Le Gardien du cimetière fait partie, tout comme Seaton’s Aunt de Walter de la Mare, des quelques histoires de vampires parues dans le premier quart du XXe siècle en Europe, devenues des classiques (Jean Marigny).
Jean Ray abordera de nouveau le sujet dans Le vampire aux yeux rouges et Le vampire qui chante, mais il choisira cette fois le procédé du surnaturel expliqué.
La première lettre est datée du 17 novembre 1966, deux ans après le décès de l’auteur. « Je regrette et même c’est douloureux de penser que durant toute sa vie ses œuvres sont restées là endormies et qu’à la fin de sa vie la gloire est venue hélas ! trop tard pour lui il n’a plus su en profiter. Ce qui me console c’est qu’il a su avant de nous quitter et comme je le connaissais il en était tout heureux. Nous avons, Jean et moi, souvent parlé de vous, que nous vous devons tout car c’est vous cher Monsieur Roland, qui l’a déniché il y a 20 ans et que vous avez fait beaucoup pour lui. Je ne l’oublierai jamais. […] »
Dans la seconde lettre (7 octobre 1973), elle écrit : « Comme vous pouvez le constater, les livres de mon regretté Jean continuent à être bien lus et j’en suis contente malheureusement toujours triste l’idée qu’il n’a jamais eu l’occasion d’en profiter lui même.
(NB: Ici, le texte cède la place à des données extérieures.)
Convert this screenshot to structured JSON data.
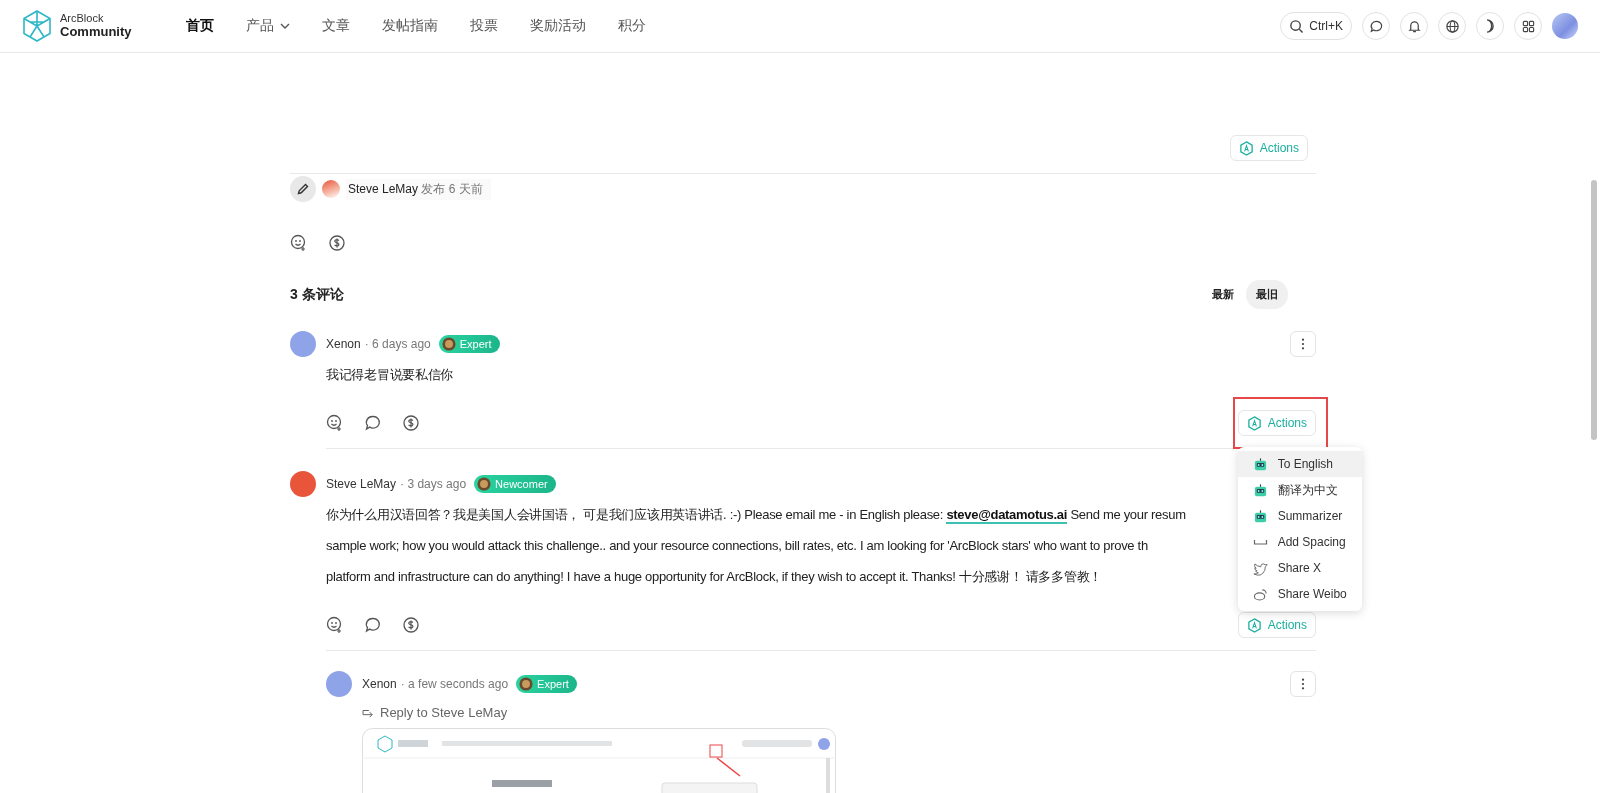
{
  "header": {
    "logo": {
      "line1": "ArcBlock",
      "line2": "Community"
    },
    "nav": [
      {
        "label": "首页",
        "selected": true,
        "dropdown": false
      },
      {
        "label": "产品",
        "selected": false,
        "dropdown": true
      },
      {
        "label": "文章",
        "selected": false,
        "dropdown": false
      },
      {
        "label": "发帖指南",
        "selected": false,
        "dropdown": false
      },
      {
        "label": "投票",
        "selected": false,
        "dropdown": false
      },
      {
        "label": "奖励活动",
        "selected": false,
        "dropdown": false
      },
      {
        "label": "积分",
        "selected": false,
        "dropdown": false
      }
    ],
    "search": {
      "shortcut": "Ctrl+K"
    }
  },
  "post": {
    "actions_label": "Actions",
    "author": "Steve LeMay",
    "published": "发布 6 天前"
  },
  "comments_header": {
    "title": "3 条评论",
    "sort": [
      {
        "label": "最新",
        "selected": false
      },
      {
        "label": "最旧",
        "selected": true
      }
    ]
  },
  "comments": [
    {
      "author": "Xenon",
      "color": "#8fa3e8",
      "time": "· 6 days ago",
      "badge": "Expert",
      "more_button": true,
      "text_lines": [
        {
          "before": "我记得老冒说要私信你"
        }
      ],
      "actions_label": "Actions",
      "actions_annotated": true
    },
    {
      "author": "Steve LeMay",
      "color": "#e8553a",
      "time": "· 3 days ago",
      "badge": "Newcomer",
      "text_lines": [
        {
          "before": "你为什么用汉语回答？我是美国人会讲国语， 可是我们应该用英语讲话. :-)  Please email me - in English please: ",
          "link": "steve@datamotus.ai",
          "after": "  Send me your resum"
        },
        {
          "before": "sample work; how you would attack this challenge.. and your resource connections, bill rates, etc.  I am looking for 'ArcBlock stars' who want to prove th"
        },
        {
          "before": "platform and infrastructure can do anything!  I have a huge opportunity for ArcBlock, if they wish to accept it.  Thanks!  十分感谢！  请多多管教！"
        }
      ],
      "actions_label": "Actions",
      "actions_annotated": false,
      "replies": [
        {
          "author": "Xenon",
          "color": "#8fa3e8",
          "time": "· a few seconds ago",
          "badge": "Expert",
          "more_button": true,
          "reply_to": "Reply to Steve LeMay"
        }
      ]
    }
  ],
  "actions_menu": [
    {
      "label": "To English",
      "kind": "ai",
      "selected": true
    },
    {
      "label": "翻译为中文",
      "kind": "ai",
      "selected": false
    },
    {
      "label": "Summarizer",
      "kind": "ai",
      "selected": false
    },
    {
      "label": "Add Spacing",
      "kind": "spacing",
      "selected": false
    },
    {
      "label": "Share X",
      "kind": "share-x",
      "selected": false
    },
    {
      "label": "Share Weibo",
      "kind": "share-weibo",
      "selected": false
    }
  ]
}
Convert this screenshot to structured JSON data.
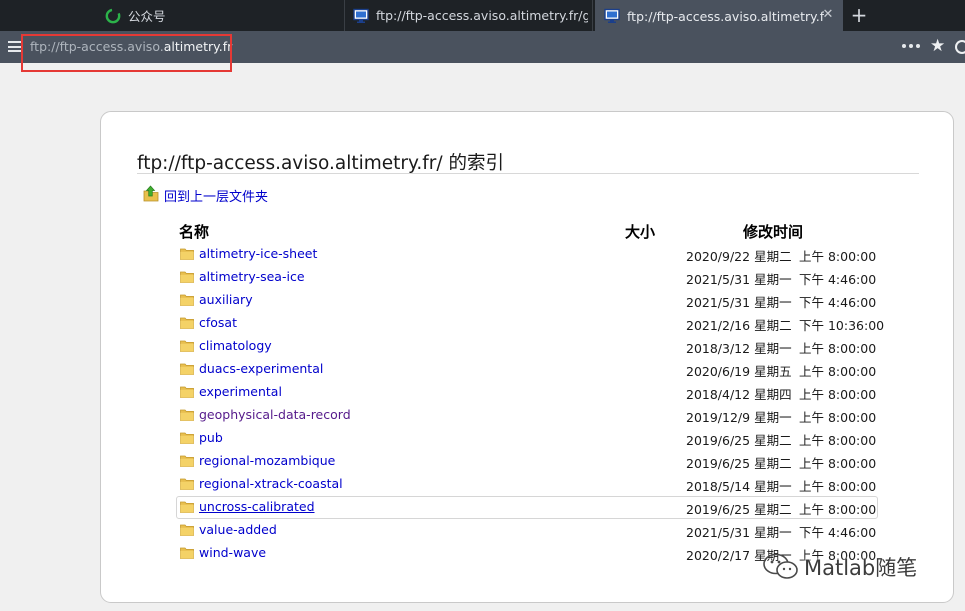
{
  "tabs": [
    {
      "title": "公众号",
      "favicon": "wechat-green-icon",
      "active": false
    },
    {
      "title": "ftp://ftp-access.aviso.altimetry.fr/geoph",
      "favicon": "monitor-page-icon",
      "active": false
    },
    {
      "title": "ftp://ftp-access.aviso.altimetry.fr/ 的",
      "favicon": "monitor-page-icon",
      "active": true
    }
  ],
  "tab_close_glyph": "✕",
  "new_tab_glyph": "+",
  "navbar": {
    "url_scheme": "ftp://ftp-access.aviso.",
    "url_host": "altimetry.fr",
    "menu_icon": "hamburger-menu-icon",
    "more_icon": "more-dots-icon",
    "star_icon": "bookmark-star-icon",
    "star_glyph": "★",
    "highlight_color": "#e53935"
  },
  "page": {
    "title": "ftp://ftp-access.aviso.altimetry.fr/ 的索引",
    "up_link": "回到上一层文件夹",
    "columns": {
      "name": "名称",
      "size": "大小",
      "modified": "修改时间"
    },
    "entries": [
      {
        "name": "altimetry-ice-sheet",
        "date": "2020/9/22 星期二",
        "time": "上午 8:00:00"
      },
      {
        "name": "altimetry-sea-ice",
        "date": "2021/5/31 星期一",
        "time": "下午 4:46:00"
      },
      {
        "name": "auxiliary",
        "date": "2021/5/31 星期一",
        "time": "下午 4:46:00"
      },
      {
        "name": "cfosat",
        "date": "2021/2/16 星期二",
        "time": "下午 10:36:00"
      },
      {
        "name": "climatology",
        "date": "2018/3/12 星期一",
        "time": "上午 8:00:00"
      },
      {
        "name": "duacs-experimental",
        "date": "2020/6/19 星期五",
        "time": "上午 8:00:00"
      },
      {
        "name": "experimental",
        "date": "2018/4/12 星期四",
        "time": "上午 8:00:00"
      },
      {
        "name": "geophysical-data-record",
        "date": "2019/12/9 星期一",
        "time": "上午 8:00:00",
        "visited": true
      },
      {
        "name": "pub",
        "date": "2019/6/25 星期二",
        "time": "上午 8:00:00"
      },
      {
        "name": "regional-mozambique",
        "date": "2019/6/25 星期二",
        "time": "上午 8:00:00"
      },
      {
        "name": "regional-xtrack-coastal",
        "date": "2018/5/14 星期一",
        "time": "上午 8:00:00"
      },
      {
        "name": "uncross-calibrated",
        "date": "2019/6/25 星期二",
        "time": "上午 8:00:00",
        "hovered": true
      },
      {
        "name": "value-added",
        "date": "2021/5/31 星期一",
        "time": "下午 4:46:00"
      },
      {
        "name": "wind-wave",
        "date": "2020/2/17 星期一",
        "time": "上午 8:00:00"
      }
    ]
  },
  "watermark": {
    "text": "Matlab随笔",
    "icon": "wechat-logo-icon"
  },
  "colors": {
    "link": "#0000cc",
    "visited_link": "#551a8b",
    "tab_bar": "#1e2226",
    "nav_bar": "#4a525e"
  }
}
Je pense si souvent au bon moment que nous étions ensemble 1- il vivait encore et 2- vous deux et nous deux étions encore beaucoup plus jeunes. » Au dos de ces deux enveloppes, cette adresse : « 8, rue sans nom, 9000 Gand ».
Roland Stragliati (1909-1999), était entre autres un grand spécialiste de la littérature fantastique, qu’il a beaucoup contribué à promouvoir ; il a par exemple publié avec Jacques Goimard la remarquable et très importante Grande Anthologie du Fantastique entre 1977 et 1981, et participé à d’autres anthologies, ainsi qu’à la revue Fiction etc.
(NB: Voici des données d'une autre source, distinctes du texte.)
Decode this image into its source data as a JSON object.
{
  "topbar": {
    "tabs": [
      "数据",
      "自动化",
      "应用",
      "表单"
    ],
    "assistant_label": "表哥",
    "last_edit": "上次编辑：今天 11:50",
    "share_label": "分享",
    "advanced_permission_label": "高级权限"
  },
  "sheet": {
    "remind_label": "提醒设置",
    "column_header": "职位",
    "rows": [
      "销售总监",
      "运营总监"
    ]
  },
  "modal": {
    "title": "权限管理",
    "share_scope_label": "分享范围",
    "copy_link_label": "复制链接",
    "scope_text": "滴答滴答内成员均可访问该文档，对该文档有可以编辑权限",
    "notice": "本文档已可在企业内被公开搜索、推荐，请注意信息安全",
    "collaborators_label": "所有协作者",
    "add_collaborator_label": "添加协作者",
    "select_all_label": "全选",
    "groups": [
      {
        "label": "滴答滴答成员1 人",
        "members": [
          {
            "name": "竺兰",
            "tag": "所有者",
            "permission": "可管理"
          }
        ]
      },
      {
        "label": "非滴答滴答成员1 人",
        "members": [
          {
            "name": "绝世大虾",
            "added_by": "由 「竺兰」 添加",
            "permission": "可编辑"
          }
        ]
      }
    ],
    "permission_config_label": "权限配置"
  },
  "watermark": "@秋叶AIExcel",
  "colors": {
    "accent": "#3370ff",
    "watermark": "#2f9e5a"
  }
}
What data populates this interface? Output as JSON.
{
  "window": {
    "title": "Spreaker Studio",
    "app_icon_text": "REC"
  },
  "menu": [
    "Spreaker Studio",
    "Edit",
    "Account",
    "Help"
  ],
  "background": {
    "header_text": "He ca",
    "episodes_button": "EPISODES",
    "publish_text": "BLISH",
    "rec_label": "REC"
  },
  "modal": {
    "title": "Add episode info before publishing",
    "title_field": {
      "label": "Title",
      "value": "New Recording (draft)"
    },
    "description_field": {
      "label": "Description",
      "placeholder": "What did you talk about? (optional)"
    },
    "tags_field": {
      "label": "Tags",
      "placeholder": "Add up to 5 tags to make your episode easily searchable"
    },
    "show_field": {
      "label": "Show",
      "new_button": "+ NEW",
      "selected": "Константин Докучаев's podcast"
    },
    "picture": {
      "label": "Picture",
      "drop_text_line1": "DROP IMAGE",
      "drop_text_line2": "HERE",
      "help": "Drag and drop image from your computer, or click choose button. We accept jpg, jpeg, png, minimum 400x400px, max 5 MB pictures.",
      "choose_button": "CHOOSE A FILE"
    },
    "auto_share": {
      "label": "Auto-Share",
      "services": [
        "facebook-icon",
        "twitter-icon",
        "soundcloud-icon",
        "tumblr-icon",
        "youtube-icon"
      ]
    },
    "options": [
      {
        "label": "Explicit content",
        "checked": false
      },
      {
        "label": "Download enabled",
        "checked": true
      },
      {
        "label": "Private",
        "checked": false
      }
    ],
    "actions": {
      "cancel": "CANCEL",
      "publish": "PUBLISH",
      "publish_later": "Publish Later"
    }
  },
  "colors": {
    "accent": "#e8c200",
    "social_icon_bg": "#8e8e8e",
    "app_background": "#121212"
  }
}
Il existe plusieurs tirages ou éditions des Contes du Whisky la même année, notamment à Paris où La Renaissance du Livre fut fondée. On observe d’assez nombreuses variantes (couvertures différentes, existence ou pas d’un achevé d’imprimer, d’une mention de deuxième édition sur la page de titre, en haut à droite, mais peut-être aussi, en haut à gauche dans d’autres cas, voire sur la couverture uniquement ?) Nous avons vu un exemplaire du tirage ordinaire, manifestement identique au nôtre, dont le second plat de la couverture était vierge.
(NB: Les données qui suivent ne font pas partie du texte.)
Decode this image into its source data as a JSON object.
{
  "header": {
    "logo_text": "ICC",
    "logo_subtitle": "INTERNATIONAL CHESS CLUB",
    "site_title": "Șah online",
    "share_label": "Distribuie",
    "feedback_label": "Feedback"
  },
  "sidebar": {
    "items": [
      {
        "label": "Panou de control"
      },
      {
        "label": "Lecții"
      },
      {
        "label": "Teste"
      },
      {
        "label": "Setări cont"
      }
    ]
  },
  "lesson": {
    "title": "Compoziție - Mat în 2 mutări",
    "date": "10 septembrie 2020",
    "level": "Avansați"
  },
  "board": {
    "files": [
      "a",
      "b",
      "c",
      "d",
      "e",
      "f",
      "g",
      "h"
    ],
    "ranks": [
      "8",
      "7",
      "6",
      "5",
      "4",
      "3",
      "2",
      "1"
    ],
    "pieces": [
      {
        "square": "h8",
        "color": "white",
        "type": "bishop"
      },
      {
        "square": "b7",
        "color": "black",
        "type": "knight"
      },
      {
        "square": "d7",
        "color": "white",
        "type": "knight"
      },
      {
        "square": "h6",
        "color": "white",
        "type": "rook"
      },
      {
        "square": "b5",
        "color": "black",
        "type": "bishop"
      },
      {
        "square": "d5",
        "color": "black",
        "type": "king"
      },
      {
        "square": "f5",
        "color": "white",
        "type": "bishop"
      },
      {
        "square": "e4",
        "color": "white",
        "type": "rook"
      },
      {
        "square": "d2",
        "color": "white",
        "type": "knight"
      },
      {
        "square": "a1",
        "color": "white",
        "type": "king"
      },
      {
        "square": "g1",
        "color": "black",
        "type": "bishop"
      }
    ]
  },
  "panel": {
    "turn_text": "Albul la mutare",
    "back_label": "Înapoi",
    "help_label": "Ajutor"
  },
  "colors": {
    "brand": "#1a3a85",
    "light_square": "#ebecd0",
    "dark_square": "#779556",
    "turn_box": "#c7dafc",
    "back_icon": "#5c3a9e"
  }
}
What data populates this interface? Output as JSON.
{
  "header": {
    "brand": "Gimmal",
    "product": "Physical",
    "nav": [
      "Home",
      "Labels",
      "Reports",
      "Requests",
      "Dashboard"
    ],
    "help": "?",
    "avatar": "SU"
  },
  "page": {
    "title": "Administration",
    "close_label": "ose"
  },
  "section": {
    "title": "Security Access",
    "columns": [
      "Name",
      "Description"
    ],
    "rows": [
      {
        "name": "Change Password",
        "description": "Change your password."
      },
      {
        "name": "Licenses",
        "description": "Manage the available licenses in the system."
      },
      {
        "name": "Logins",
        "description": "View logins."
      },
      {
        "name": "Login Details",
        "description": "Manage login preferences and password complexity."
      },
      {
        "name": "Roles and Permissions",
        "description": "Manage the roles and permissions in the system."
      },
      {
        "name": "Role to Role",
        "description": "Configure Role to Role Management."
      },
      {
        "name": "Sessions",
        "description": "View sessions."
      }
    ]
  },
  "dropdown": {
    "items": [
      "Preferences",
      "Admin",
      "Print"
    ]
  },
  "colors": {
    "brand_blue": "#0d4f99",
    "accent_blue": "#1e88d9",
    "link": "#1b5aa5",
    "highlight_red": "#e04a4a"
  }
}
Pour plus d’informations sur les rapports entre J. Ray et R. Stragliati, voir : J. P. Galvan : Revue des Autographes, in Le Rocambole. Bulletin des Amis du Roman Populaire, numéro 83/84, été-automne 2018, pages 307-325. Voir également le numéro 11 de cette revue, p. 147-152 (été 2000).
J. Marigny : Le vampire dans la littérature du XXe siècle, pages 17 et 78.